Lo que parece ser una introducción en “Cómo se escribe una novela” es en verdad la primera instrucción: la que enseña a conseguir tiempo, a escribir cuando se pueda. Y lo que viene a continuación, la especificación de las maneras en que las novelas pueden concebirse y escribirse, no es sino una derivación de esa situación que se describió primero. “Entremos en materia”, propone Arlt, cuando lo cierto es que ya había entrado antes, entró desde un comienzo.
Y es que la distinción inicial, implícita, entre tipos de escritor, sostiene la distinción posterior, explícita, entre modos de escritura. El novelista metódico, el que establece un plan y no se apartará de él “ni por broma”, se deduce que es el que dispone de tiempo; el novelista “instintivo”, el que “escribe de cualquier manera lo que lleva adentro”, se deduce que es el que carece de tiempo, el que resuelve sobre la marcha, el que “trabaja desordenadamente”, el que no puede (ni quiere) anticipar nada, se larga y va viendo.

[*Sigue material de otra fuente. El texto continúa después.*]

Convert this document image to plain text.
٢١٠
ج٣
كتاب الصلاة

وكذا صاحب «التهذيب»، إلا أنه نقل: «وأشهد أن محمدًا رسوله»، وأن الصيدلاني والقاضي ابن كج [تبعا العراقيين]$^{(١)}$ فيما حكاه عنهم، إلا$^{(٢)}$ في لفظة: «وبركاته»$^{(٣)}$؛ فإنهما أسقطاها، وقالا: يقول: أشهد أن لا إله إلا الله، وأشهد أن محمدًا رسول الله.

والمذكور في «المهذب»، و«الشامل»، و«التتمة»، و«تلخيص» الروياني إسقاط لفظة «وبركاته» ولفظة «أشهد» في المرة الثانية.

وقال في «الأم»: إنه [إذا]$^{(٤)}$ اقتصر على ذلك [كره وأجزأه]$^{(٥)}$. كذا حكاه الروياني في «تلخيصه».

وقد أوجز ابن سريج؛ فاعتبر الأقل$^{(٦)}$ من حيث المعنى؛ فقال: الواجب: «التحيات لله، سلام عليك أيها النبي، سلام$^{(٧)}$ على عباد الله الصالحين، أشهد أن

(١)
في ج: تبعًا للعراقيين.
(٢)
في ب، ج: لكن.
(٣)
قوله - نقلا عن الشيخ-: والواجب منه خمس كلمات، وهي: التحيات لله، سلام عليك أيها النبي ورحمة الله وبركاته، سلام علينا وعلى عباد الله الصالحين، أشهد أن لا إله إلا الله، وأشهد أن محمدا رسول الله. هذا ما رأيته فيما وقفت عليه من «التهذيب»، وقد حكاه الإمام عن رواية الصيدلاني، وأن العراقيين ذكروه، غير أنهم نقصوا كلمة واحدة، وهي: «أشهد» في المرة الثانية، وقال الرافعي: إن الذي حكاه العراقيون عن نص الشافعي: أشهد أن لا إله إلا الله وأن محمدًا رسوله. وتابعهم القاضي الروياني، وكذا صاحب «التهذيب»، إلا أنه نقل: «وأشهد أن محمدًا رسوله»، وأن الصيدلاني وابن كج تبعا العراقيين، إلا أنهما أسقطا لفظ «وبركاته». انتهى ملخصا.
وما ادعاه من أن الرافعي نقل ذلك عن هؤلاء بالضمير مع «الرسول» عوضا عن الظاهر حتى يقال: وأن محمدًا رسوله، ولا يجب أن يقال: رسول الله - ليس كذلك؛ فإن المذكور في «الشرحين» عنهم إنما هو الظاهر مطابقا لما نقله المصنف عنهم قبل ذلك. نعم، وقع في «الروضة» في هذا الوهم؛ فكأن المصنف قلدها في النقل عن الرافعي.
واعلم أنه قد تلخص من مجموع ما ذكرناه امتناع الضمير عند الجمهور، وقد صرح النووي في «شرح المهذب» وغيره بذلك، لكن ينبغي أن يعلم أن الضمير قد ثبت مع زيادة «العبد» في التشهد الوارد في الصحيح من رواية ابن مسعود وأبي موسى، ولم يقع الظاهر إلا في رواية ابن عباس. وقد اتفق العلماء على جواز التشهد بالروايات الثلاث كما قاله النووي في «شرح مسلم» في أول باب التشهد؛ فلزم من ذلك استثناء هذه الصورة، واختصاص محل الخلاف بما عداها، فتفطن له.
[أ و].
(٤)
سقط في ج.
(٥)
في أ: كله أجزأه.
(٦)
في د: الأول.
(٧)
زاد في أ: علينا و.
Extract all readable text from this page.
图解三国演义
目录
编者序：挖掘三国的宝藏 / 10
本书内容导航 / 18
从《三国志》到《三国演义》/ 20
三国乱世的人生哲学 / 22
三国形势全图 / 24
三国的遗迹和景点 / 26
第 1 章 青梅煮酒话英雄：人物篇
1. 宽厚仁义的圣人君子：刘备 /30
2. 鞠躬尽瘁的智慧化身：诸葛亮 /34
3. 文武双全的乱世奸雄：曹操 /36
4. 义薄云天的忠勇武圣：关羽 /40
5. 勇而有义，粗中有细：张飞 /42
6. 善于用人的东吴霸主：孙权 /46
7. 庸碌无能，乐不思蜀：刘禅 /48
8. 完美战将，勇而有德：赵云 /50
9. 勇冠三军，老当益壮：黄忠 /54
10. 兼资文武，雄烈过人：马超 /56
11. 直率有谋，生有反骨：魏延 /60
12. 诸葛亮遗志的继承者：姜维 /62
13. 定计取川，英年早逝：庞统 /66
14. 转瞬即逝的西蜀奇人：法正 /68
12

Arlt calcula el tiempo (pero lo denomina “espacio”); “Hacer una novela requiere más o menos el espacio de un año y medio”. En ese lapso hay por lo menos tres etapas, que Arlt discierne: la primera es la de “imaginación”, de modelación mental, de especulación, etapa inmaterial de puras elucubraciones; la segunda es la de la escritura propiamente dicha, y ya involucra una materialidad (“El material se acumula a medida que pasan los meses”); pero no será sino en la tercera que una acabada materialidad se impondrá: tarea de tijera y frasco de goma, lápiz rojo y lápiz azul, etapa de esfuerzo físico (se pierde peso, decae el interés sexual) en la que el escritor deviene artesano.
Se entiende que el escritor con tiempo se extenderá en la primera etapa; se entiende que el escritor sin tiempo es el que abunda en la tercera. Arlt declara no preferir una modalidad por sobre la otra, y que la de ¡trabajar ordenadamente” hasta puede ser preferible. Pero no hay más que leer el “Prólogo” a Los Lanzallamas, la novela en cuestión en esta aguafuerte, para ver lo que pensaba de veras de los escritores con sobrante temporal, esos autores que, de libro en libro, se toman mucho, demasiado tiempo.